Les associations de la branche font tout ce qu’elles peuvent pour que les réserves des assureurs continuent d’être utilisées de manière dynamique en faveur du niveau des primes, y compris après la pandémie. « Ensuite il faudra parachever les réformes entamées en matière de qualité, d’autorisations, de tarifs – en particulier le Tardoc – et de financement », insiste Pius Zängerle, le directeur de Curafutura. Et Verena Nold souligne qu’il est essentiel que les coûts excessifs et les prestations superflues soient éliminées et que de nouveaux tarifs ne soient introduits que lorsqu’ils servent vraiment aux payeurs de primes. « C’est notre seul moyen de nous octroyer le système de santé de l’avenir. » La crise sanitaire a par exemple montré que des prix de médicaments accrus ne permettaient pas de se protéger contre des goulets d’étranglement temporaires.

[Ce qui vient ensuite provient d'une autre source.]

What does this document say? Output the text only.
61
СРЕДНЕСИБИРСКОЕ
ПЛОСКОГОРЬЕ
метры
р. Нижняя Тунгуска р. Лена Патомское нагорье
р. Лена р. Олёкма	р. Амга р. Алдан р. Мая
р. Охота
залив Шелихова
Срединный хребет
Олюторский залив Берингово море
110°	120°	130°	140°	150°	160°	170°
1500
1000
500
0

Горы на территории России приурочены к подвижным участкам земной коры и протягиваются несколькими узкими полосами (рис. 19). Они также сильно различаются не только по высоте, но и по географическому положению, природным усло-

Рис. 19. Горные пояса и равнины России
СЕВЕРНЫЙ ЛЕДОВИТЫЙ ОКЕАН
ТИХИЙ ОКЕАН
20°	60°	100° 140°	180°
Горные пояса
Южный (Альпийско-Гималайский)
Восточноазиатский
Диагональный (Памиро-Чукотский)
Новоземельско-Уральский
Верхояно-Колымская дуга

Transformation numérique accélérée
Au-delà des répercussions financières, cependant, les caisses maladie sont encore plus occupées par un autre effet de la pandémie : la transformation numérique. « Pendant des années, nos membres ont insisté comme une litanie sur la nécessité de processus numériques transparents et rapides. Désormais, nous sommes convaincus qu’à cet égard le mouvement va s’accélérer », assure Pius Zängerle.
La pandémie a enseigné à Sanitas que la numérisation avait énormément gagné en importance non seulement à l’interne mais aussi parmi les clients. Ces derniers ont relativement vite modifié leurs habitudes et recourent bien davantage aux offres numériques qu’avant la crise sanitaire. « Il semble que nous ayons fait tout juste avec notre stratégie consistant à investir tant et plus dans la numérisation et à opérer dans des formes de travail agiles », constate Andreas Schönenberger.
La fermeture d’agences due au semi-confinement a également incité Visana à miser davantage sur des solutions numériques flexibles. « Notre plateforme numérique santé qui couvre tout le pays, de même que des services numériques tels que le conseil vidéo, le dialogue avec un médecin, la carte d’assurance numérique et le service à la clientèle 24 heures sur 24 ont connu un énorme essor », se réjouit le CEO Angelo Eggli. Pour les assureurs, la pandémie constitue un énorme défi, mais la situation montre que le système des caisses malade fonctionne au mieux même en temps de crise.